In America it is often hard to hear a good word for the Museum of Modern Art but in Europe, which has only one decent modern museum, we can only marvel

No other country in the world could put on an exhibition of post-war painting to equal The New American Painting and no other museum in the world could have arranged it so well. In America it is often hard to hear a good word for the Museum of Modern Art but in Europe, which has only one decent modern museum, and that in Amsterdam, we can only marvel at the resources and intelligence of the MMA. This does not mean that the exhibition as it stands cannot be faulted. Since the scope of the show is meant to display, to quote Alfred Barr’s judicious introduction, ‘the central core and the major marginal talent’ of Action Painting/Abstract/Expressionism, Hofmann’s absence is absurd. He towers above about half the painters in the show and is level with most of the others. His absence makes one more critical than one would otherwise have been of the presence of Hartigan (OK with the MMA for years), Stamos (whose vapid atmospherics are a big drop in quality from the rest of the show), and Francis.
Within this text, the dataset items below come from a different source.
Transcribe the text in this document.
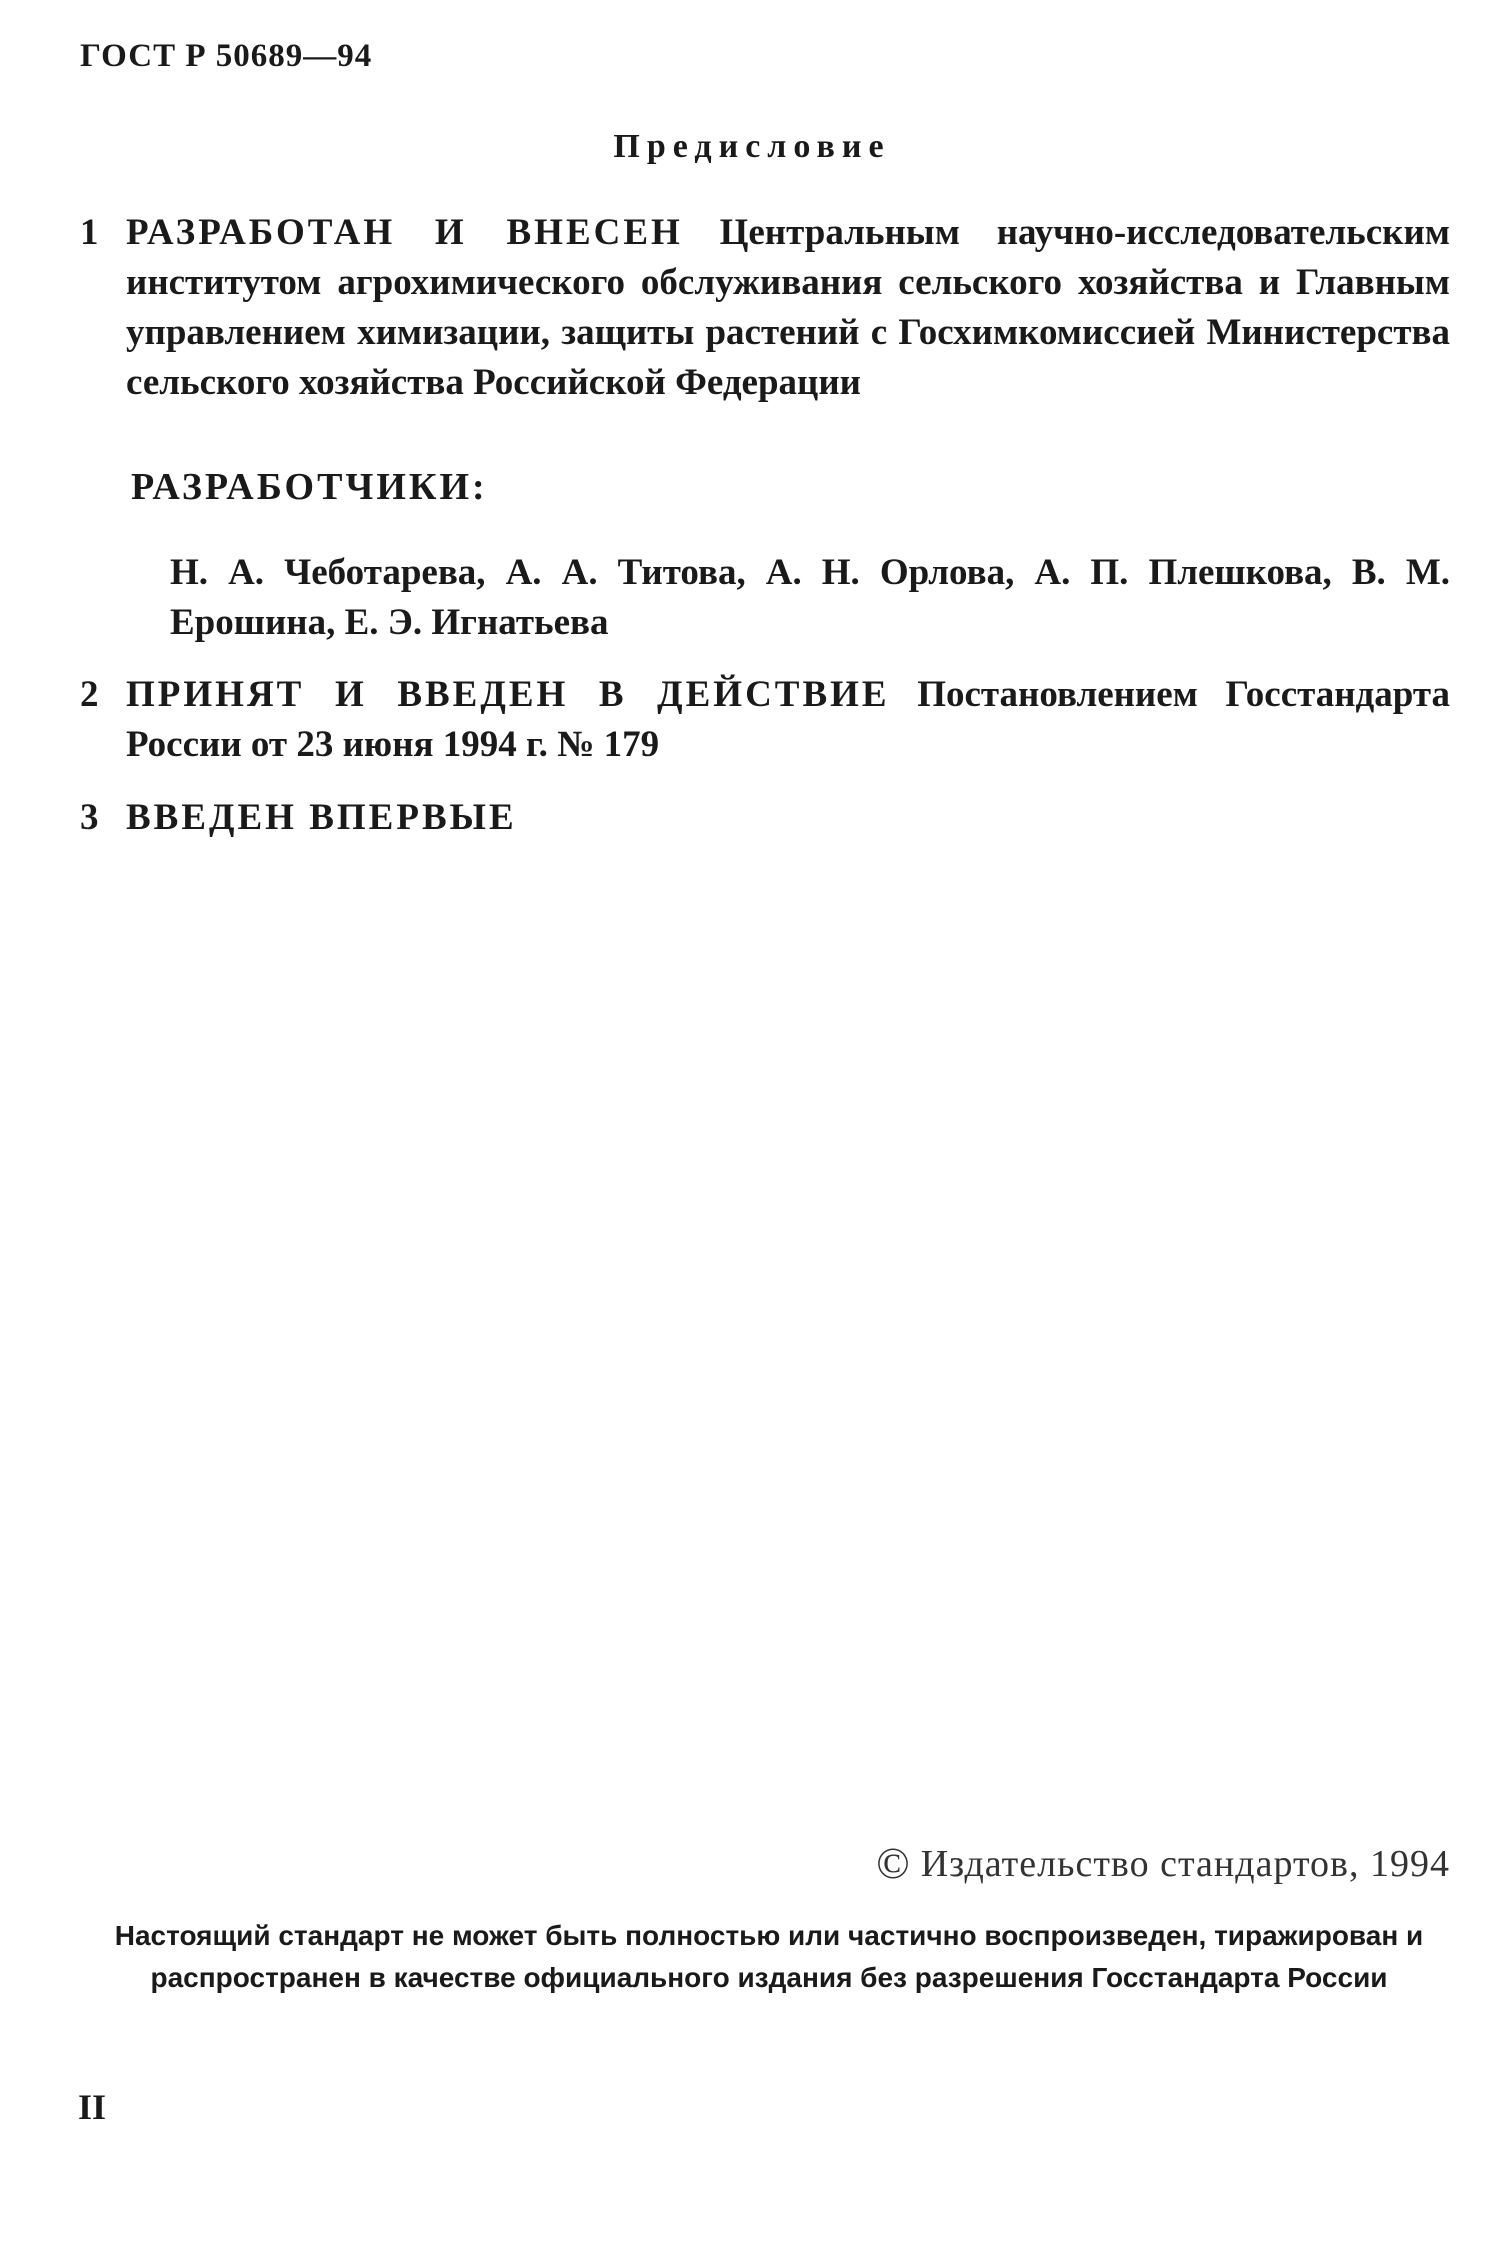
ГОСТ Р 50689—94
Предисловие
1 РАЗРАБОТАН И ВНЕСЕН Центральным научно-исследовательским институтом агрохимического обслуживания сельского хозяйства и Главным управлением химизации, защиты растений с Госхимкомиссией Министерства сельского хозяйства Российской Федерации
РАЗРАБОТЧИКИ:
Н. А. Чеботарева, А. А. Титова, А. Н. Орлова, А. П. Плешкова, В. М. Ерошина, Е. Э. Игнатьева
2 ПРИНЯТ И ВВЕДЕН В ДЕЙСТВИЕ Постановлением Госстандарта России от 23 июня 1994 г. № 179
3 ВВЕДЕН ВПЕРВЫЕ
© Издательство стандартов, 1994
Настоящий стандарт не может быть полностью или частично воспроизведен, тиражирован и распространен в качестве официального издания без разрешения Госстандарта России
II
Given the Tate Gallery’s accommodation hanging probably had to be pragmatic; even so it fails to pass the test of pragmatism. It doesn’t work. The presence of Still sandwiched in between Gorky and Baziotes made one sympathetically aware of why the artist loathes mixed shows. The proximity of Newman and Guston is no better, a horrible collision of incompatibles (and not a balance of North Pole and Tropics, or whatever was intended). Does hanging matter? I think it does, because properly done it releases the visitor’s power to make connections. Some of the works, however, are hung in ways which make it very hard to grasp the stylistic connections that exist between Gottlieb and Tomlin or between Still, Newman, and Rothko. De Kooning is (unforgivably) cramped into a narrow space by a doorway; Motherwell could have gone here, because his wall-paintings (such as the Elegy for the Spanish Republic XXXV) are summary in treatment, not complex and demanding like De Kooning’s tough and intricate works.